Underwriting was natural to me. It was just putting puzzles together and you’re hopefully helping people get into the home of their dreams.

I was promoted and stayed in that kind of role and was able to do that throughout in Bank of America. (Barnett evolved into Bank of America.)

I worked there for 27 years, all in the mortgage area.

The division closed, I was laid off and through volunteer activities, I played the piano for  chapel services at a retirement community.

The pastor said Beth is looking for a job, please pray for her.
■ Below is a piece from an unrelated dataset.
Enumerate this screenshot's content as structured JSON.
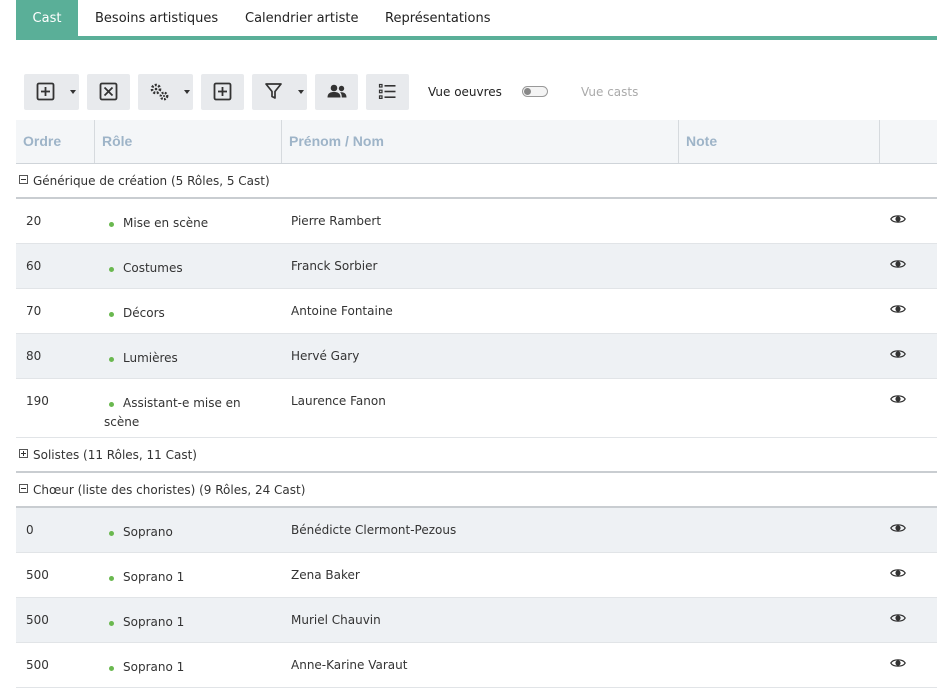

One of the women I had gotten to know said her daughter was an underwriter.

It turns out her boss was someone I had mentored 20 years ago.

The person I would be working for, I found out had a mutual friend, and that’s how I got to Florida Capital Bank.

That was a little more than seven years ago.

We’re primarily a business bank.

We focus on small business, large business, and supporting them with lending and depository products.

On the mortgage side, we work with brokers all over the country.

Our main tenet is excellent customer service and personalization.

We will hold your hand through the entire process and we’ll be there for you.

We have two formal nonprofit partnerships in Jacksonville, and also support other organizations here and where our other bank branches are in Florida.

We have had a partnership with Raines High School since 2018, which includes monetary donations for the ROTC program to help them travel or take the students to military bases so they can see what it’s like if they want to join the military.

And this year, we were the title sponsor for Operation New Hope’s inaugural Hope Starts Here 5K. (The group provides support and training for people affected by the criminal justice system.)

Last year we were a sponsor for their golf tournament.

That’s important to our CEO and to me, because we all deserve second chances and we probably had them more frequently than we realize, and maybe didn’t even realize it was a second chance.